Gwinnett County on Tuesday rejected a request that it provide Spanish-language ballots for this year’s elections, setting up a possible showdown in federal court.
Two Latino rights groups requested the ballots, citing a provision of the federal Voting Rights Act. But the Gwinnett Board of Registrations and Elections voted 4-1 against the request.
Chair Alice O’Lenick said the county doesn’t have enough information to determine on its own whether it should provide bilingual ballots and voting materials. She said the board must wait for direction from the state or federal officials or a court.
“If a judge says do this, we’ll do it,” she said.
Jerry Gonzalez, executive director of the Georgia Association of Latino Elected Officials (GALEO), said his group will pursue the matter in court.

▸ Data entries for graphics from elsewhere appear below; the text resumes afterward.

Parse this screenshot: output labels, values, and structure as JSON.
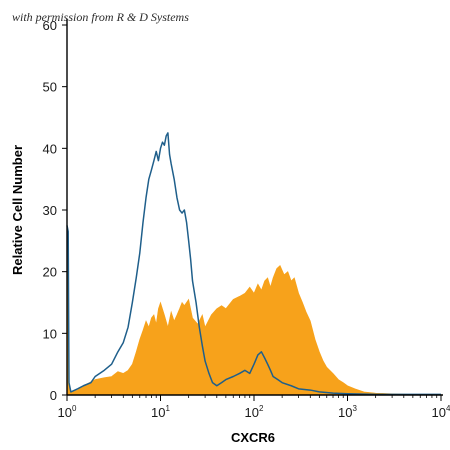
{
  "permission_note": "with permission from R & D Systems",
  "chart_data": {
    "type": "area",
    "xlabel": "CXCR6",
    "ylabel": "Relative Cell Number",
    "x_scale": "log",
    "xlim": [
      1,
      10000
    ],
    "ylim": [
      0,
      60
    ],
    "grid": false,
    "x_ticks": [
      {
        "base": "10",
        "exp": "0",
        "value": 1
      },
      {
        "base": "10",
        "exp": "1",
        "value": 10
      },
      {
        "base": "10",
        "exp": "2",
        "value": 100
      },
      {
        "base": "10",
        "exp": "3",
        "value": 1000
      },
      {
        "base": "10",
        "exp": "4",
        "value": 10000
      }
    ],
    "y_ticks": [
      "0",
      "10",
      "20",
      "30",
      "40",
      "50",
      "60"
    ],
    "series": [
      {
        "style": "filled",
        "color": "#f7a21b",
        "points": [
          [
            1.0,
            27.5
          ],
          [
            1.05,
            2.0
          ],
          [
            1.1,
            0.5
          ],
          [
            1.3,
            0.8
          ],
          [
            1.5,
            1.5
          ],
          [
            2.0,
            2.5
          ],
          [
            2.5,
            2.8
          ],
          [
            3.0,
            3.0
          ],
          [
            3.5,
            3.8
          ],
          [
            4.0,
            3.5
          ],
          [
            4.5,
            4.0
          ],
          [
            5.0,
            5.0
          ],
          [
            5.5,
            7.0
          ],
          [
            6.0,
            9.0
          ],
          [
            6.5,
            10.5
          ],
          [
            7.0,
            12.0
          ],
          [
            7.5,
            11.0
          ],
          [
            8.0,
            12.5
          ],
          [
            8.5,
            13.0
          ],
          [
            9.0,
            11.5
          ],
          [
            9.5,
            14.0
          ],
          [
            10.0,
            15.0
          ],
          [
            11.0,
            13.0
          ],
          [
            12.0,
            11.0
          ],
          [
            13.0,
            13.5
          ],
          [
            14.0,
            12.0
          ],
          [
            15.0,
            13.0
          ],
          [
            16.0,
            14.0
          ],
          [
            17.0,
            15.0
          ],
          [
            18.0,
            14.5
          ],
          [
            20.0,
            15.5
          ],
          [
            22.0,
            12.5
          ],
          [
            25.0,
            11.5
          ],
          [
            28.0,
            13.0
          ],
          [
            30.0,
            11.0
          ],
          [
            35.0,
            13.0
          ],
          [
            40.0,
            14.0
          ],
          [
            45.0,
            14.5
          ],
          [
            50.0,
            14.0
          ],
          [
            60.0,
            15.5
          ],
          [
            70.0,
            16.0
          ],
          [
            80.0,
            16.5
          ],
          [
            90.0,
            17.5
          ],
          [
            100.0,
            16.5
          ],
          [
            110.0,
            18.0
          ],
          [
            120.0,
            17.0
          ],
          [
            130.0,
            18.5
          ],
          [
            140.0,
            19.0
          ],
          [
            150.0,
            17.5
          ],
          [
            160.0,
            19.0
          ],
          [
            175.0,
            20.5
          ],
          [
            190.0,
            21.0
          ],
          [
            210.0,
            19.5
          ],
          [
            230.0,
            20.0
          ],
          [
            250.0,
            18.5
          ],
          [
            270.0,
            19.0
          ],
          [
            300.0,
            16.5
          ],
          [
            330.0,
            15.0
          ],
          [
            360.0,
            13.5
          ],
          [
            400.0,
            12.0
          ],
          [
            450.0,
            9.0
          ],
          [
            500.0,
            7.0
          ],
          [
            550.0,
            5.5
          ],
          [
            600.0,
            4.5
          ],
          [
            700.0,
            3.5
          ],
          [
            800.0,
            2.5
          ],
          [
            900.0,
            2.0
          ],
          [
            1000.0,
            1.5
          ],
          [
            1200.0,
            1.0
          ],
          [
            1500.0,
            0.5
          ],
          [
            2000.0,
            0.3
          ],
          [
            3000.0,
            0.2
          ],
          [
            5000.0,
            0.1
          ],
          [
            10000.0,
            0.1
          ]
        ]
      },
      {
        "style": "outline",
        "color": "#1f5f8b",
        "points": [
          [
            1.0,
            27.5
          ],
          [
            1.03,
            26.5
          ],
          [
            1.05,
            2.0
          ],
          [
            1.1,
            0.5
          ],
          [
            1.3,
            1.0
          ],
          [
            1.5,
            1.5
          ],
          [
            1.8,
            2.0
          ],
          [
            2.0,
            3.0
          ],
          [
            2.5,
            4.0
          ],
          [
            3.0,
            5.0
          ],
          [
            3.5,
            7.0
          ],
          [
            4.0,
            8.5
          ],
          [
            4.5,
            11.0
          ],
          [
            5.0,
            15.0
          ],
          [
            5.5,
            19.0
          ],
          [
            6.0,
            23.0
          ],
          [
            6.5,
            28.0
          ],
          [
            7.0,
            32.0
          ],
          [
            7.5,
            35.0
          ],
          [
            8.0,
            36.5
          ],
          [
            8.5,
            38.0
          ],
          [
            9.0,
            39.5
          ],
          [
            9.5,
            38.0
          ],
          [
            10.0,
            40.0
          ],
          [
            10.5,
            41.0
          ],
          [
            11.0,
            40.5
          ],
          [
            11.5,
            42.0
          ],
          [
            12.0,
            42.5
          ],
          [
            12.5,
            39.0
          ],
          [
            13.0,
            37.5
          ],
          [
            14.0,
            35.0
          ],
          [
            15.0,
            32.0
          ],
          [
            16.0,
            30.0
          ],
          [
            17.0,
            29.5
          ],
          [
            18.0,
            30.0
          ],
          [
            19.0,
            28.0
          ],
          [
            20.0,
            25.0
          ],
          [
            21.0,
            22.0
          ],
          [
            22.0,
            18.5
          ],
          [
            24.0,
            15.0
          ],
          [
            26.0,
            11.0
          ],
          [
            28.0,
            8.0
          ],
          [
            30.0,
            5.5
          ],
          [
            33.0,
            3.5
          ],
          [
            36.0,
            2.0
          ],
          [
            40.0,
            1.5
          ],
          [
            45.0,
            2.0
          ],
          [
            50.0,
            2.5
          ],
          [
            60.0,
            3.0
          ],
          [
            70.0,
            3.5
          ],
          [
            80.0,
            4.0
          ],
          [
            90.0,
            3.5
          ],
          [
            100.0,
            5.0
          ],
          [
            110.0,
            6.5
          ],
          [
            120.0,
            7.0
          ],
          [
            130.0,
            6.0
          ],
          [
            140.0,
            5.0
          ],
          [
            150.0,
            4.0
          ],
          [
            160.0,
            3.0
          ],
          [
            180.0,
            2.5
          ],
          [
            200.0,
            2.0
          ],
          [
            250.0,
            1.5
          ],
          [
            300.0,
            1.0
          ],
          [
            400.0,
            0.8
          ],
          [
            500.0,
            0.5
          ],
          [
            700.0,
            0.3
          ],
          [
            1000.0,
            0.2
          ],
          [
            2000.0,
            0.1
          ],
          [
            5000.0,
            0.1
          ],
          [
            10000.0,
            0.1
          ]
        ]
      }
    ]
  }
}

“We wanted to avoid litigation,” Gonzalez said after the vote. “The vote sends a clear signal that Gwinnett County doesn’t embrace diversity and doesn’t respect the Voting Rights Act.”
In October, GALEO and New York-based LatinoJustice asked Gwinnett and Hall counties to provide the bilingual voting materials. The groups cited a provision of the federal Voting Rights Act that requires governments to make Spanish-language ballots available to those Puerto Ricans who have difficulty reading English.
Puerto Ricans are American citizens, but Spanish is the dominant language spoken on the island. The law is designed to ensure they can vote without difficulty if they move to the mainland United States.
According to U.S. Census Bureau estimates, there are more than 13,000 people of Puerto Rican descent in Gwinnett and 900 in Hall. The federal law does not specify a minimum number of affected Puerto Ricans that would trigger the provision.
Hall County already has rejected the request to provide bilingual voting materials. On Tuesday, Stephen Day, vice chairman of the Gwinnett elections board, cast the dissenting vote and said he believed Gwinnett should comply with the request.
One reason: The federal government may soon require Gwinnett to provide Spanish voting materials under another provision of the Voting Rights Act. Section 203 of the act requires jurisdictions to provide bilingual ballot access if more than 5 percent or 10,000 citizens of voting age are members of a single language minority and have difficulty speaking English.
Gwinnett is home to an estimated 171,000 Latinos, or one out of every five residents, according to the U.S. Census Bureau. Day said Gwinnett may be forced to provide the ballots when the Census Bureau releases its latest list of jurisdictions affected by Section 203 in December.
But other board members were not persuaded.
“I don’t think we’re in violation of federal law,” said board member John Mangano.